Ариель Тикона прошел полный круг: теперь он снова рисковал жизнью, чтобы обеспечить семью. Все, что осталось в память о шестидесяти девяти днях в шахте «Сан-Хосе», – это испанская коляска новейшей модели, флажки и прочие сувениры, а еще воспоминания о поездке во Флориду, в Израиль и на футбольный стадион Мадрида.
Для Карлоса Пинильи, бывшего управляющего шахтой «Сан-Хосе», результатом событий стало презрение со стороны граждан. «Я не ищу работу в Копьяпо», – сказал он мне, когда мы беседовали у него дома. Более того, он ни с кем даже не обсуждал происшедшее. Тот день, когда стало известно, что шахтеры выжили, стал для него «самым счастливым днем в жизни. Даже больше, чем день свадьбы, больше, чем день рождения первого ребенка». Он читал письмо шахтеров, адресованное парламенту, и знал, что именно его они считали ответственным за случившееся. Когда он встретился с шахтерами, они обменялись довольно жесткими репликами: Пинилья сказал, что по-прежнему не понимает, почему произошел обвал 5 августа. Но после аварии Пинилья хоть и продолжил карьеру в горнодобывающей отрасли, но все же сильно изменился. Он как бы стал зеркальным отражением того человека, каким был раньше. «Я стал лучше относиться к людям, – сказал он (в конце часового интервью он выглядел сильно подавленным). – Больше не хочу быть злым боссом. Теперь я не приказываю подчиненным, а прошу их и даже говорю “пожалуйста”».

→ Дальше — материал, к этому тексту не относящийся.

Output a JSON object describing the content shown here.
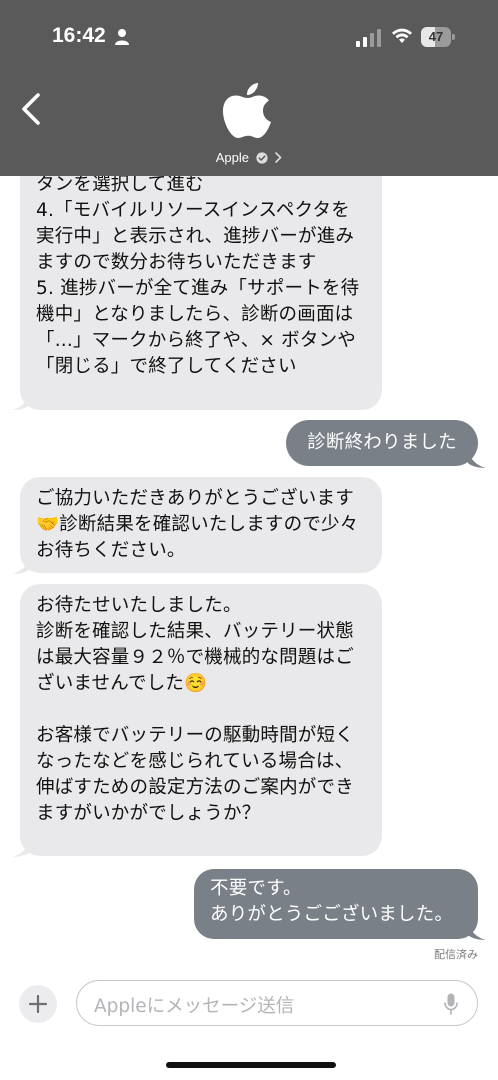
{
  "status_bar": {
    "time": "16:42",
    "battery_level": "47",
    "battery_fraction": 0.47
  },
  "header": {
    "contact_name": "Apple",
    "icons": [
      "back-icon",
      "apple-logo",
      "verified-icon",
      "chevron-right-icon"
    ]
  },
  "messages": [
    {
      "direction": "incoming",
      "text": "タンを選択して進む\n4.「モバイルリソースインスペクタを実行中」と表示され、進捗バーが進みますので数分お待ちいただきます\n5. 進捗バーが全て進み「サポートを待機中」となりましたら、診断の画面は「...」マークから終了や、× ボタンや「閉じる」で終了してください"
    },
    {
      "direction": "outgoing",
      "text": "診断終わりました"
    },
    {
      "direction": "incoming",
      "text": "ご協力いただきありがとうございます🤝診断結果を確認いたしますので少々お待ちください。"
    },
    {
      "direction": "incoming",
      "text": "お待たせいたしました。\n診断を確認した結果、バッテリー状態は最大容量９２％で機械的な問題はございませんでした☺️\n\nお客様でバッテリーの駆動時間が短くなったなどを感じられている場合は、伸ばすための設定方法のご案内ができますがいかがでしょうか？"
    },
    {
      "direction": "outgoing",
      "text": "不要です。\nありがとうごございました。"
    }
  ],
  "delivered_label": "配信済み",
  "composer": {
    "placeholder": "Appleにメッセージ送信"
  },
  "colors": {
    "header_bg": "#5a5a5a",
    "incoming_bubble": "#e9e9eb",
    "outgoing_bubble": "#7a8088"
  }
}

После спасения шахтеров Пинилья работал на других шахтах, в том числе в Овалле, в 250 километрах от Копьяпо. По иронии судьбы, двое бывших рабочих смены А из «Сан-Хосе» – Клаудио Акунья и Хосе Охеда – тоже нашли там работу. Как и Ариель Тикона, они работали под землей. Когда Луис Урсуа сообщил об этом, я сказал, что мне это кажется злой шуткой судьбы: однажды шахта уже обрушилась тебе на голову, и вдруг ты снова работаешь в шахте, с тем самым боссом, который в прошлый раз запер тебя под землей на 69 дней.
– Такова шахтерская жизнь, – просто ответил Урсуа.